At the very moment when China, Singapore and some European countries are seeking to institute the concept of a broad liberal education, increasingly the U.S. and Canadian higher education institutions are narrowing their focus on scientific and technological enterprises.
What About Financial Bottom-Line Results
There are lots of cause-and-effect arguments out there–science and technology graduates get paid more than liberal arts graduates, so the argument goes. Yet, in an article in the Wall Street Journal by Melissa Korn, she cites the research by the American Association of American Colleges and Universities (AACU) which advocates a broad-based liberal arts education and shows that while liberal arts graduates initially make lower salaries compared to business graduates, in the long term the differences are minimal. An excerpt of the AACU’s report states “The case for Liberal Arts goes beyond purely vocational or economic reasons, they are indispensable to the vitality of democracy and future of global understanding and community.” History majors often become well-paid lawyers or judges after completing law degrees, a recent analysis by the Brookings Institution’s Hamilton Project has found. Many philosophy majors put their analytical and argumentative skills to work on Wall Street. International-relations majors thrive as overseas executives for big corporations, and so on. Using tax records from University of Ottawa graduates, the Education Policy Research Initiative (EPRI) recently found that social sciences and humanities graduates enjoy steady increases in earnings — starting at an average of $40,000 right after graduation and up to $80,000 only 13 years later — similar to the average earnings of math and science graduates.

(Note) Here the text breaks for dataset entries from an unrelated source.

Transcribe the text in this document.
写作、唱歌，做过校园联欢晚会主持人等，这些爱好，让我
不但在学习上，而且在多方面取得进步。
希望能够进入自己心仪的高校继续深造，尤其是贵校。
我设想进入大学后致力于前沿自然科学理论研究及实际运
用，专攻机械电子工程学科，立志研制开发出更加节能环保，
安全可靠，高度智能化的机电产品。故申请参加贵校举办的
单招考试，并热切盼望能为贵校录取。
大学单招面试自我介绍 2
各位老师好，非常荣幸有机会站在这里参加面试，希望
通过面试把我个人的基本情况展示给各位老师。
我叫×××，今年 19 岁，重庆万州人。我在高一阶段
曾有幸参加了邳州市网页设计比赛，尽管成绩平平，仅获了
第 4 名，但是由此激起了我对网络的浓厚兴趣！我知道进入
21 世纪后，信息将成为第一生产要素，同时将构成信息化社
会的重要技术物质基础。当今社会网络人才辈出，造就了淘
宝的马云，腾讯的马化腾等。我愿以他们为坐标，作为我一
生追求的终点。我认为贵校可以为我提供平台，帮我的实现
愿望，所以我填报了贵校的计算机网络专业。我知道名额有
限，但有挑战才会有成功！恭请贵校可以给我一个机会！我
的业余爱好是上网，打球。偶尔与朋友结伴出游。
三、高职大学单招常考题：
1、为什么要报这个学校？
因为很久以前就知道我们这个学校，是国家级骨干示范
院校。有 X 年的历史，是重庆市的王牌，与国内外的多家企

Jobmesh and Strada Institute for the Future of Work (formerly USA Funds, one of the nation’s largest student loan guarantors), recently published The Permanent Detour – Underemployment’s Long-Term Effects on the Careers of College Grads. The report noted that although it’s a popular target of those who insist that a college education should connect to a good job, majors in “Liberal Arts and Sciences, General Studies, and Humanities” had lower levels of unemployment compared to Business graduates. And the major with the fewest underemployed graduates, according to the report, was “Foreign Languages, Literature, and Linguistics.”
Finally, Fareed Zakaria, in his recent article in the Washington Post raises the alarm for an American push for STEM education and the diminishment of a liberal education, saying “America will not dominate the 21st century by making cheaper computer chips butr instead by constantly reimagining how computer and other new technologies will itneract with human beings.”
In summary, it’s clear that a core Liberal Education is necessary for a thriving economy and sustaining a democratic society.